We are all creatures of habit.  The real question is not if we are going to have habits – rituals, liturgies.  The question is if we are going to develop good ones, or poor ones.  As Ben Franklin/Poor Richard would say, “early to bed, early to rise, makes a man healthy, wealthy and wise.”  Few do it, but doing your homework immediately at the end of the school day is a liturgy of success. Not to mention that you get to spend your evening having fun without worry.  This is all in the realm of what the Bible would call wisdom literature.  Does it work this way for everyone? Absolutely not. But this is the thing about wisdom literature as Joshua Gibbs wittily put it, “Ways a man can live by, if he is not so foolish as to think himself special.”

This power and necessity of ritual, of liturgy, is something that the church knew for millennia but seems to have forgotten in some mad push for originality.  But even originality turns into ritual.  The demand for “prayers from the heart” turns into “Lord Jesus, we just wanna ask…”.  The third time through a chorus comes with the demand to “raise those hands in worship.”  Even supposedly non-liturgical traditions have a liturgy.  The question really is what does it teach, what meaning does it encapsulate.  This insight is old enough to have a latin phrase, “lex orandi, lex credendi” – the law of worship is the law of belief. How you worship says what you believe better than what you would say.  Is the man who does not fall asleep watching football on thanksgiving really giving thanks?
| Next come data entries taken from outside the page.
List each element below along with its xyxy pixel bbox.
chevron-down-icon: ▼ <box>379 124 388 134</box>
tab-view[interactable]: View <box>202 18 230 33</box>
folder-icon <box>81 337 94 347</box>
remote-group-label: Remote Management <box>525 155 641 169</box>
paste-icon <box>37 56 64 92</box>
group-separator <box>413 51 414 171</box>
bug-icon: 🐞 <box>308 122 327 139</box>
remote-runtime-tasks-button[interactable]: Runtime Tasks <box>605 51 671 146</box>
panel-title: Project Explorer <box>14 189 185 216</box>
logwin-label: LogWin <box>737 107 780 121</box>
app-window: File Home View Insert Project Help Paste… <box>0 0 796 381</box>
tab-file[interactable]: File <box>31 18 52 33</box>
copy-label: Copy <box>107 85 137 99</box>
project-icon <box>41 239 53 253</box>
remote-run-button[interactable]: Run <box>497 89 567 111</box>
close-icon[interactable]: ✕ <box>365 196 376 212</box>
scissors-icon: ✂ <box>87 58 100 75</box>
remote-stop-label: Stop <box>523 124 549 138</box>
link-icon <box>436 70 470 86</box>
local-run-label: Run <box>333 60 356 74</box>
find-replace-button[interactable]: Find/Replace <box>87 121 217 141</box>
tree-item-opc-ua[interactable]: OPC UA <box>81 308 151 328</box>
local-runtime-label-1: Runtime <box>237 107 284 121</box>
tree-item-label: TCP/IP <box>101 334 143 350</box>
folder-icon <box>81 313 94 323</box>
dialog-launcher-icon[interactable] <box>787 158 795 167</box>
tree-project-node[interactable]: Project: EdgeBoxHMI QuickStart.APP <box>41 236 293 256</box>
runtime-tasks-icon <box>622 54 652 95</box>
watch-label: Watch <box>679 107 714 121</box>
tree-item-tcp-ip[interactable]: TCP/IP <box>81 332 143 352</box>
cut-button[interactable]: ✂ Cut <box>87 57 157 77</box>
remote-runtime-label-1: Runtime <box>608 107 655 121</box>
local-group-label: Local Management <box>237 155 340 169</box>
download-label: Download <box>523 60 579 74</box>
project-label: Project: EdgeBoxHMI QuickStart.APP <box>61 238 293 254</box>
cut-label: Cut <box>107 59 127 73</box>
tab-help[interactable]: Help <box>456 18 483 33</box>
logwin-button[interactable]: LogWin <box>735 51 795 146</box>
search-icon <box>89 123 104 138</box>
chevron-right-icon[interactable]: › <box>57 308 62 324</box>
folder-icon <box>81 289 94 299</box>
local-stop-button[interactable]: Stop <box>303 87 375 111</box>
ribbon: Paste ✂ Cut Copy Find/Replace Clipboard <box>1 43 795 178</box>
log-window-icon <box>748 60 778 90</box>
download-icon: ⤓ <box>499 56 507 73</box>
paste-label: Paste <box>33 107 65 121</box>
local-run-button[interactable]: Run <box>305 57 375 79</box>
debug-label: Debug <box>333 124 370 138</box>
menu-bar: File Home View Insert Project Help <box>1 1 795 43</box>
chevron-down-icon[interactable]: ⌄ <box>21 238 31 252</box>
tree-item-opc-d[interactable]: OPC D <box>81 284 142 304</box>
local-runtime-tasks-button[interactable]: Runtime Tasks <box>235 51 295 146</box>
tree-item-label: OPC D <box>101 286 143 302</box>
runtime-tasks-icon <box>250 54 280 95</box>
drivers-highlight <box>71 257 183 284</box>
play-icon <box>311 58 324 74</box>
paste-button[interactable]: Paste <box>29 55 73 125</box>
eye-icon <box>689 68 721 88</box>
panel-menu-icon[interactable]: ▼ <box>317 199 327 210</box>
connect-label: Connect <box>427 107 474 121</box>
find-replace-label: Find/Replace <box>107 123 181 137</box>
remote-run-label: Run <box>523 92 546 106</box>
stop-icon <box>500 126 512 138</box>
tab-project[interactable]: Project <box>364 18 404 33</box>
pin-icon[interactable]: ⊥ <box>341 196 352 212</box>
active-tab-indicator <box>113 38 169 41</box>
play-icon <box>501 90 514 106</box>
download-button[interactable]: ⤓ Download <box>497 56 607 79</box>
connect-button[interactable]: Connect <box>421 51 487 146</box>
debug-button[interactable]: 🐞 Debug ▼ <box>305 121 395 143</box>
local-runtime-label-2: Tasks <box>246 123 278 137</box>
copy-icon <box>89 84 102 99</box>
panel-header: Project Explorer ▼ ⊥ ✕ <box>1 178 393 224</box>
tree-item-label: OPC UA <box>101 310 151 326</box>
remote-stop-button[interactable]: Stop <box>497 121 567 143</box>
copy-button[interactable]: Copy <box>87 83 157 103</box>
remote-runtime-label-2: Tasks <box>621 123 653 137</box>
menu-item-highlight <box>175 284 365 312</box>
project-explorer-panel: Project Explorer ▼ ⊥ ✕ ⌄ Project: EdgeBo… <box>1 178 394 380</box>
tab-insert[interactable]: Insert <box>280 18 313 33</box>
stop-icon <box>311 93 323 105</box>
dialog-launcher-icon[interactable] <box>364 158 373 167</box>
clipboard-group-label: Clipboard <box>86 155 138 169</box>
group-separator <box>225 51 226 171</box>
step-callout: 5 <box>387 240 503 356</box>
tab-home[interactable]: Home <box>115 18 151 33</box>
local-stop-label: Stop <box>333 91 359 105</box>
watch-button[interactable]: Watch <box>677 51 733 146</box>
The Christian Liturgy I think tells us two key things.  The God who has made himself known is The Father, The Son and the Holy Spirit. This God makes His grace present for His people here. He has promised to be here in Word and Sacrament which are the means of that grace.  We don’t show up to give God anything.  We show up to receive his grace.  Wherever two or three are gathered in His name. For which Thanksgiving is a proper liturgical response.